As explored in yesterday's review, my feelings towards the first season of American Horror Story were rather mixed, and yet I still remained intrigued about the radical shift in stories for the second season. And, despite the fact that the cold open of the premiere of American Horror Story: Asylum was so jarringly edited that it made most music videos look like Alfred Hitchcock's Rope and the inclusion of over-the-top sexually suggestive sequences, once the end credits rolled, I had to admit that I had thoroughly enjoyed it.
This seasons storyline is centered not on a haunted house, but on an insane asylum owned by the Catholic church which operates on the idea that all insanity is just people's sin nature running away with them, so there's no need for that psychology nonsense, just some good old fashioned prayer -- mixed in with a bit of punishment. Once again Jessica Lange steals the show, albeit with a very different character. Her Sister Jude is a true believer, except she seems to place her faith more in her monsignor (played by Joseph Fiennes) than in the Lord. In the premiere her iron grip on the asylum is challenged by a creepy non-believing doctor (James Cromwell) who's performing some nasty experiments, and a nosy reporter (the always excellent Sarah Paulson) who is hoping to get a scoop on the asylum's latest inmate, a suspected serial killer (Evan Peters) who has been assigned the all-too unfortunate sobriquet of "Bloody Face."
The reveal of the name Bloody Face was my first eye-rolling moment of the show; coming up with an appropriate name for your villain is doubtless a difficult task, but this probably homage to Leatherface just feels awkward every time it's mentioned in the show. However, when we finally get a glimpse of Bloody Face in full bloody-skin mask, I decided I could overlook the poor name when the accompanying visual was so powerfully disturbing.
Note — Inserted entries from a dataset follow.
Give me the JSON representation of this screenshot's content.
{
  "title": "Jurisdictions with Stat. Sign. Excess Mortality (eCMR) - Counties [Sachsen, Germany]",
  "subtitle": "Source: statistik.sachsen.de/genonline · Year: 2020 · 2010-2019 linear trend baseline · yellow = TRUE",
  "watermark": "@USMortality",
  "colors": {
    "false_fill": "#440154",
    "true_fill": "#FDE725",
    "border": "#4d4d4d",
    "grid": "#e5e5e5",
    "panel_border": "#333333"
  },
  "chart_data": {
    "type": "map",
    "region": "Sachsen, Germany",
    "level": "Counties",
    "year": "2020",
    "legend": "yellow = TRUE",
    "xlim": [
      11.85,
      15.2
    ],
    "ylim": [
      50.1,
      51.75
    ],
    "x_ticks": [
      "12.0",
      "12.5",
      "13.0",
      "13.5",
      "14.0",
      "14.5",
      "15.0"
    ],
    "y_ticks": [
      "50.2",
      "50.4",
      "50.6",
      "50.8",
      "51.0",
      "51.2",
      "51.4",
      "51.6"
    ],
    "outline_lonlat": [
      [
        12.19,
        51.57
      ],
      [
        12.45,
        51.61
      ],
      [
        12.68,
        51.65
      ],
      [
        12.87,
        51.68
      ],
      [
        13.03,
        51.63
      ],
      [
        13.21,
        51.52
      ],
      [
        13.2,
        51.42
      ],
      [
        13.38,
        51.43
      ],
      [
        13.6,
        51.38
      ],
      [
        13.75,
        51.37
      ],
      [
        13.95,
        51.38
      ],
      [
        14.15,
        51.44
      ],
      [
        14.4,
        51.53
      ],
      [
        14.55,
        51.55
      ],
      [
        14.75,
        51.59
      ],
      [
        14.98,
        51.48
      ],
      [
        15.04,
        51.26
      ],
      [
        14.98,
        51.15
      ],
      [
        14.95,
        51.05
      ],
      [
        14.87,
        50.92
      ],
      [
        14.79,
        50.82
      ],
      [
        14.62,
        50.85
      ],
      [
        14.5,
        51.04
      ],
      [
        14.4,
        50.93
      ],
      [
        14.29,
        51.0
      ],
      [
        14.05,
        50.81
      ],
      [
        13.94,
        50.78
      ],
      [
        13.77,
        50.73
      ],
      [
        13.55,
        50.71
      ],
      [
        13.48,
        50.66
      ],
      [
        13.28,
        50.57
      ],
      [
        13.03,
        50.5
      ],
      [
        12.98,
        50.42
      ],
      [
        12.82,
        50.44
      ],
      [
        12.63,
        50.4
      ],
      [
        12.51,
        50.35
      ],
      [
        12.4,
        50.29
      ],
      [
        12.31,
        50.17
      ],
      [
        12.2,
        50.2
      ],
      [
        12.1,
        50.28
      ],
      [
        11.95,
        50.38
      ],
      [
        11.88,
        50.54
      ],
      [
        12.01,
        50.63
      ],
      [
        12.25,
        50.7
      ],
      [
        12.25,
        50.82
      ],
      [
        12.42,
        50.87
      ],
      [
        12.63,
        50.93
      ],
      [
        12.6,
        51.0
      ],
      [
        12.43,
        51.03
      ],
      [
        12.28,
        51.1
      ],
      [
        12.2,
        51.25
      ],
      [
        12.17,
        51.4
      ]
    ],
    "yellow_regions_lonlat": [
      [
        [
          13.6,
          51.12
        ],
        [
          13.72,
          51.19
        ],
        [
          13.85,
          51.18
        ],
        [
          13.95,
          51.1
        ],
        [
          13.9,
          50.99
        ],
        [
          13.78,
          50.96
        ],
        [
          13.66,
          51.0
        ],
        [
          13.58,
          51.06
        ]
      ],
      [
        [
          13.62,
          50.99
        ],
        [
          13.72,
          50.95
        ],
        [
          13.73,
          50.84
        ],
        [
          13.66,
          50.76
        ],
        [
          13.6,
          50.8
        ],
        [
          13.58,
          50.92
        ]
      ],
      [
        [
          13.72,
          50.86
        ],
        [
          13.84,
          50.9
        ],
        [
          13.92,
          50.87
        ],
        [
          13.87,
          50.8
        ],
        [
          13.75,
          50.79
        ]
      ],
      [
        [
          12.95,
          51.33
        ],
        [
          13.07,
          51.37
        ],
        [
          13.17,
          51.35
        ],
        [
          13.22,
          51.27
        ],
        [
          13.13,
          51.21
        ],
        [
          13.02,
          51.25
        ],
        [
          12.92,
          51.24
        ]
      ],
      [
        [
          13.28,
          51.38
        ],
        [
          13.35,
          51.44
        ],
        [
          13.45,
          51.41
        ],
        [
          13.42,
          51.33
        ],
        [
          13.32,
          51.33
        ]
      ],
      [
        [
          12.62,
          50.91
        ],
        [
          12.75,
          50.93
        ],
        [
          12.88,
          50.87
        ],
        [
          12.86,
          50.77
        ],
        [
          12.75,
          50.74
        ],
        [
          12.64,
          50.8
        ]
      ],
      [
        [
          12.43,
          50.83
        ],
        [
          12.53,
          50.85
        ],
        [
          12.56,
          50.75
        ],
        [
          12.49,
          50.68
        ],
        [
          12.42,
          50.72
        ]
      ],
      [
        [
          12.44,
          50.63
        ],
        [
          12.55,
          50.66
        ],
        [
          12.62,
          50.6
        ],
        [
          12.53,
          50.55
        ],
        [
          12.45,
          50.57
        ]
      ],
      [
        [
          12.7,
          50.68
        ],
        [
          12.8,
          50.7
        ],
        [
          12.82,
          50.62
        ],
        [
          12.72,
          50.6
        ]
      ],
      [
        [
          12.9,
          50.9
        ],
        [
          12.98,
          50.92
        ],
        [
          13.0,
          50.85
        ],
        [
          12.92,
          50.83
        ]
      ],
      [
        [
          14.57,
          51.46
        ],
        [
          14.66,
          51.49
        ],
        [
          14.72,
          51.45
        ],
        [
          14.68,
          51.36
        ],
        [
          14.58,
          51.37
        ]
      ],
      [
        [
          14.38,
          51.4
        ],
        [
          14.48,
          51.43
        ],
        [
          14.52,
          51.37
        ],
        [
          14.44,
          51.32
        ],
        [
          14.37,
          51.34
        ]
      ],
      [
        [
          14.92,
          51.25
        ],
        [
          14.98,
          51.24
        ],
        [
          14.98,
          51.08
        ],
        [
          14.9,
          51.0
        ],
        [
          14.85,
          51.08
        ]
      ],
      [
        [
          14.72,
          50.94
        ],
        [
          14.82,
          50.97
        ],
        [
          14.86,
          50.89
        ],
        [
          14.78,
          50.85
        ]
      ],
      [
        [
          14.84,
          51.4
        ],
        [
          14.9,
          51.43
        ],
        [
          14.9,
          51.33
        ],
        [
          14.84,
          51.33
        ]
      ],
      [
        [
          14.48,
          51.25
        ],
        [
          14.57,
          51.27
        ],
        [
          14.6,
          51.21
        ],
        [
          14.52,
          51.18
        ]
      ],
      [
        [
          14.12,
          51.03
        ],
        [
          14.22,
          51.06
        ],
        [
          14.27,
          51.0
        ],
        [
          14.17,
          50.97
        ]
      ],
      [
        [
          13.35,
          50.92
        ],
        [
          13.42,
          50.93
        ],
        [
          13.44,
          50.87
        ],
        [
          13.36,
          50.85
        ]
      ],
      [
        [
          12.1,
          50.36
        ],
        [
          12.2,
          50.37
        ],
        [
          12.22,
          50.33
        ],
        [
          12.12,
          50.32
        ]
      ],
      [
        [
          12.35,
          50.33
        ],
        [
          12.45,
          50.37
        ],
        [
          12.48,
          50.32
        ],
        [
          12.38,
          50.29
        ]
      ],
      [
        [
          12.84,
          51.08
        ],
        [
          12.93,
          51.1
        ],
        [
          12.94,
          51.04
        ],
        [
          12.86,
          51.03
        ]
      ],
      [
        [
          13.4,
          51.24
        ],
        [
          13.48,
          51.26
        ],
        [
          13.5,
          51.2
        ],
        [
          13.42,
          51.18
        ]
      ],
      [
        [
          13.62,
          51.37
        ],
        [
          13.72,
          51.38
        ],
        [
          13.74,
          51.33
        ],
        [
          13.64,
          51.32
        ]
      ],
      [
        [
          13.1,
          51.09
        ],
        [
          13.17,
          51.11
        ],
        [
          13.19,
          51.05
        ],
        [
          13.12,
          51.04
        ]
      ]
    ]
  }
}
The show still has a bit of an overstuffed feeling, but it's not anywhere near the handicap now that it was due to the nature of the season's plots. In season 1, it was ghost after ghost after ghost revealing themselves, a repetition that eroded interest even as the haunted house got more and more crowded. But with season 2, each plot-line has a distinct stamp (alien abductions, serial killers, medical experiments gone awry, people wrongly imprisoned, an upcoming exorcism) that may lead to plot-overload-burnout, but probably not to boredom.
Although the show still struggles with restraint -- the violin sting when the doctor says "He died" was my second eye-rolling moment -- I have to admit that for many viewers that's part of it's appeal. And as long as the show can entertain and disturb me the way this first episode did all season, I'm in for the long haul.